In 2011, the country marked the first zero rhino poaching year, followed by similar feat in 2014, when not only rhinos but not a single tiger was killed during the whole one-year period between February 2013 and February 2014, said officials at the Department of National Parks and Wildlife Conservation (DNPWC).
“We were successful in our efforts to protect our vital wildlife species including rhinos throughout the year.
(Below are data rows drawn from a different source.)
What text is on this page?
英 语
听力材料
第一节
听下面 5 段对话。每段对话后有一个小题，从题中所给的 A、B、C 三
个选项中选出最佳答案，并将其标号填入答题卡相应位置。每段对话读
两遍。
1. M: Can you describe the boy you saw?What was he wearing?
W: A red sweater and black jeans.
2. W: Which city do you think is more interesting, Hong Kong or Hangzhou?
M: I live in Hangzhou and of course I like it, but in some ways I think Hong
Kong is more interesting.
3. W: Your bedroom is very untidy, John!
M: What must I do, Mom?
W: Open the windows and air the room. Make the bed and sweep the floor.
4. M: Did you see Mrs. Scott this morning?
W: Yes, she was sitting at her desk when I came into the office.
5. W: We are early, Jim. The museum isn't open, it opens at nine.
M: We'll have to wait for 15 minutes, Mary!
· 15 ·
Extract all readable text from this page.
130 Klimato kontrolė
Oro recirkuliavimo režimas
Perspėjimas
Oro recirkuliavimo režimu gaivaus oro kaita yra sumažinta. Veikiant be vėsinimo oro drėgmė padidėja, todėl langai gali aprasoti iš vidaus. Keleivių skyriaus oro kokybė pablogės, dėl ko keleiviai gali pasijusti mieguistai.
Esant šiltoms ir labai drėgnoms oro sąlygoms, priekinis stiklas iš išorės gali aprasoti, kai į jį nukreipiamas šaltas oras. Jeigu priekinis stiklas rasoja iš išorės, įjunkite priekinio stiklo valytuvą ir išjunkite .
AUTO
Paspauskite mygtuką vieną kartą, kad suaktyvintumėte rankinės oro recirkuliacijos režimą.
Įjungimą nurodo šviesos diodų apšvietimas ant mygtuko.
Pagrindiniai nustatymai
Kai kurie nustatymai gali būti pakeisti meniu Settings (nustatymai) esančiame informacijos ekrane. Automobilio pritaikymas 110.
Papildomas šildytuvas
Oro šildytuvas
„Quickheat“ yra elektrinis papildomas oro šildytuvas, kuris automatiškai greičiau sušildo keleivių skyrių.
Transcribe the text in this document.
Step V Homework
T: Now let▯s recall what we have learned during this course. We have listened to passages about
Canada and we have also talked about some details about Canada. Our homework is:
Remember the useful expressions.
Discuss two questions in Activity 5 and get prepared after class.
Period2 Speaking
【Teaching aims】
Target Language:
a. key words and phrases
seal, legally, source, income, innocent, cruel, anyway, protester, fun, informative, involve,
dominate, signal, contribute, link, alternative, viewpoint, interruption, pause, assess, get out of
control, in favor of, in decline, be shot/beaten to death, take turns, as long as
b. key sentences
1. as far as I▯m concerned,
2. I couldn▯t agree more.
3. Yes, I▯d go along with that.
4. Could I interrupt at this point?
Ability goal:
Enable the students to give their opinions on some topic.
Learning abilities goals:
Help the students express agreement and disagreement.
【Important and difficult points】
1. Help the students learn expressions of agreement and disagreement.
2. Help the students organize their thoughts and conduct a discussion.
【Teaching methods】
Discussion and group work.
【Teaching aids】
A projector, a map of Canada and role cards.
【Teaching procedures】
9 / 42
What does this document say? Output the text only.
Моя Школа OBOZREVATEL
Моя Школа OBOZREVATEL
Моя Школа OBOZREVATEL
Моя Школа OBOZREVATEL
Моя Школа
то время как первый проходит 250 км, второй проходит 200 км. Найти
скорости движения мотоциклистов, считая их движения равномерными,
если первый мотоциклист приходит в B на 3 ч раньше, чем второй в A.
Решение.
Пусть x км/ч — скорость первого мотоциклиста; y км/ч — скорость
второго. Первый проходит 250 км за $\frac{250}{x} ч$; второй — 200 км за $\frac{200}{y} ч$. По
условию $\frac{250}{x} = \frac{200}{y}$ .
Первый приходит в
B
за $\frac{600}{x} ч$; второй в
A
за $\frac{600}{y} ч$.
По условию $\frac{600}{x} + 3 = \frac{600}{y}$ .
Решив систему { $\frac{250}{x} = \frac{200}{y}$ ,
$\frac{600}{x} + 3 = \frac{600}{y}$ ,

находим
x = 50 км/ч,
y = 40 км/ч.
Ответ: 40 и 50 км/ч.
We have now marked 2015 as a zero poaching year for rhino,” said Maheshwar Dhakal, an ecologist and spokesperson at DNPWC, the government agency responsible for wildlife conservation in Nepal.
In close coordination among various national and international conservation partners, including National Trust for Nature Conservation, Nepal Army, WWF, Traffic and Interpol, among others, the government has been able to arrest notorious rhino poachers including Rajkumar Praja in February this year.
Praja, who is considered the main suspect in killing of at least 20 rhinos from inside various wildlife reserves in the country, was arrested in Malaysia and extradited to Nepal.
Similarly, the Nepal Police has also been able to infiltrate national and international networks of poachers in the recent times that have helped to combat illegal wildlife trafficking to a larger extent.
“This rhino conservation success is an outcome of collaborative efforts by the government, enforcement agencies, national and international conservation partners and the local youths and communities,” said Dr Ghanashyam Gurung, conservation programme director at WWF Nepal.
Nepal is now home to 534 rhinos, up from 435 in 2008, according the last census conducted in 2011. DNPWC is planning to release the rhino population from this year’s rhino census conducted in various rhino habitats including ,Chitwan National Park, Bardiya National Park and Sukhlaphanta National Park, on Tuesday.